Sementara itu, berikut ini merupakan beberapa contoh koperasi yang berhasil di Indonesia:
- Gerakan Koperasi Kredit Indonesia (GKKI): Koperasi ini didirikan secara swadaya dan terus dikembangkan secara konsisten lewat pendidikan anggota, GKKI beranggotakan 4,6 juta orang dan memiliki aset sebesar Rp48 triliun. Salah satu tokoh awalnya adalah Margono Djojohadikusumo, yang merupakan kakek dari Presiden Prabowo Subianto
- Induk Koperasi Kredit (INKOPDIT) yang menaungi sekitar 900 koperasi simpan pinjam (kredit union) dengan aset terkonsolidasi Rp46 triliun adalah contoh sukses koperasi yang lahir dari swadaya, solidaritas, dan pendidikan. Model ini terbukti tangguh bahkan tanpa sokongan besar dari negara.
- Koperasi Warteg Nusantara (Kowantara) lahir dari pengalaman kolektif para pedagang warteg di Jabodetabek. Dalam tekanan inflasi dan persaingan usaha, para pemilik warteg membentuk komunitas sebagai ruang gotong royong. Berawal dari paguyuban keluarga dan tetangga sekampung, Kowantara kini berbadan hukum dengan lebih dari 10.000 anggota.
Suroto menyarankan, jika pemerintah benar-benar ingin koperasi menjadi alat perjuangan ekonomi rakyat, maka pendekatannya harus diubah. “De-ofisialisasi adalah kata kunci, koperasi bukan perpanjangan tangan negara, tetapi ruang kemandirian warga," kata dia.
Menurutnya, langkah taktis yang bisa dilakukan adalah menunda penyaluran dana sebelum koperasi menunjukkan inisiatif pendidikan internal dan perencanaan bisnis yang nyata. Belajar dari koperasi yang sudah eksis dan sukses bisa menjadi titik tolak.

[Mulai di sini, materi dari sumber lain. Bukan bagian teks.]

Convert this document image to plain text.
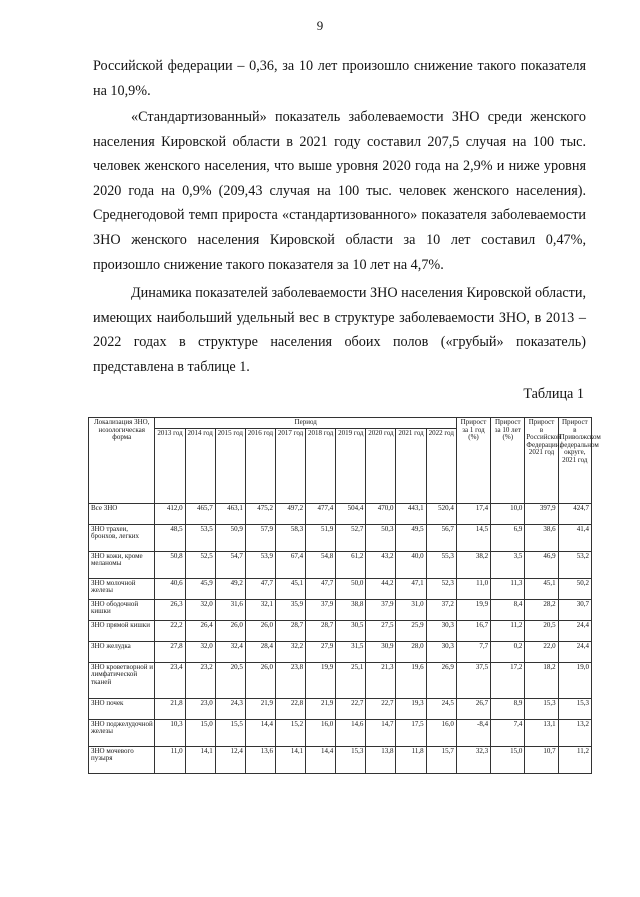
9

Российской федерации – 0,36, за 10 лет произошло снижение такого показателя на 10,9%.

«Стандартизованный» показатель заболеваемости ЗНО среди женского населения Кировской области в 2021 году составил 207,5 случая на 100 тыс. человек женского населения, что выше уровня 2020 года на 2,9% и ниже уровня 2020 года на 0,9% (209,43 случая на 100 тыс. человек женского населения). Среднегодовой темп прироста «стандартизованного» показателя заболеваемости ЗНО женского населения Кировской области за 10 лет составил 0,47%, произошло снижение такого показателя за 10 лет на 4,7%.

Динамика показателей заболеваемости ЗНО населения Кировской области, имеющих наибольший удельный вес в структуре заболеваемости ЗНО, в 2013 – 2022 годах в структуре населения обоих полов («грубый» показатель) представлена в таблице 1.

Таблица 1
Локализация ЗНО, нозологическая форма	Период										Прирост за 1 год (%)	Прирост за 10 лет (%)	Прирост в Российской Федерации, 2021 год	Прирост в Приволжском федеральном округе, 2021 год
	2013 год	2014 год	2015 год	2016 год	2017 год	2018 год	2019 год	2020 год	2021 год	2022 год				
Все ЗНО	412,0	465,7	463,1	475,2	497,2	477,4	504,4	470,0	443,1	520,4	17,4	10,0	397,9	424,7
ЗНО трахеи, бронхов, легких	48,5	53,5	50,9	57,9	58,3	51,9	52,7	50,3	49,5	56,7	14,5	6,9	38,6	41,4
ЗНО кожи, кроме меланомы	50,8	52,5	54,7	53,9	67,4	54,8	61,2	43,2	40,0	55,3	38,2	3,5	46,9	53,2
ЗНО молочной железы	40,6	45,9	49,2	47,7	45,1	47,7	50,0	44,2	47,1	52,3	11,0	11,3	45,1	50,2
ЗНО ободочной кишки	26,3	32,0	31,6	32,1	35,9	37,9	38,8	37,9	31,0	37,2	19,9	8,4	28,2	30,7
ЗНО прямой кишки	22,2	26,4	26,0	26,0	28,7	28,7	30,5	27,5	25,9	30,3	16,7	11,2	20,5	24,4
ЗНО желудка	27,8	32,0	32,4	28,4	32,2	27,9	31,5	30,9	28,0	30,3	7,7	0,2	22,0	24,4
ЗНО кроветворной и лимфатической тканей	23,4	23,2	20,5	26,0	23,8	19,9	25,1	21,3	19,6	26,9	37,5	17,2	18,2	19,0
ЗНО почек	21,8	23,0	24,3	21,9	22,8	21,9	22,7	22,7	19,3	24,5	26,7	8,9	15,3	15,3
ЗНО поджелудочной железы	10,3	15,0	15,5	14,4	15,2	16,0	14,6	14,7	17,5	16,0	-8,4	7,4	13,1	13,2
ЗНО мочевого пузыря	11,0	14,1	12,4	13,6	14,1	14,4	15,3	13,8	11,8	15,7	32,3	15,0	10,7	11,2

“Nah, stimulasi yang diiming-iming akan dikucurkan dari Himbara itu, itu jangan dikucurkan dulu, jika koperasi desa itu belum betul-betul membuat program pendidikan untuk anggotanya,” anjur Suroto.
Alih-alih segera mencairkan dana, pemerintah bisa mensyaratkan program pendidikan anggota sebagai prasyarat operasional. Pengurus perlu belajar dari koperasi sukses yang ada, bukan dari petunjuk teknis. Pemerintah bisa memfasilitasi jejaring pembelajaran antar koperasi, mendorong inovasi lokal, dan menghormati otonomi warga desa.
Selain mendiagnosa kebijakan koperasi secara mendalam dan berbasis kajian ilmiah, pemerintah dapat berperan dalam tiga hal utama: rekognisi, insentif, dan proteksi. “Pertama, memberikan rekognisi dari kesuksesan koperasi yang sudah berhasil membangun,” lanjutnya. Rekognisi ini bisa berupa pengakuan formal atas koperasi yang menjalankan prinsipnya dengan baik, yang sayangnya, masih jarang dilakukan.
Selain rekognisi, bentuk dukungan konkret lainnya adalah pemberian insentif seperti keringanan pajak bagi koperasi yang benar-benar menjalankan nilai-nilai dasar koperasi. “Itu hak moral koperasi,” tegas Suroto.
Yang ketiga, pemerintah juga semestinya melakukan proteksi, yaitu perlindungan terhadap prinsip koperasi dengan menindak koperasi-koperasi palsu yang hanya memakai nama koperasi tapi tidak menjalankan prinsipnya. Sebab, koperasi-koperasi semacam itu dapat merusak citra koperasi secara keseluruhan dan menyulitkan warga yang ingin membangun koperasi sejati.
Dengan pendekatan seperti ini, diharapkan muncul tata kelola koperasi yang tidak hanya berbasis jargon dan proyek, tetapi betul-betul memberi ruang tumbuh bagi koperasi-koperasi yang menjawab kebutuhan zaman.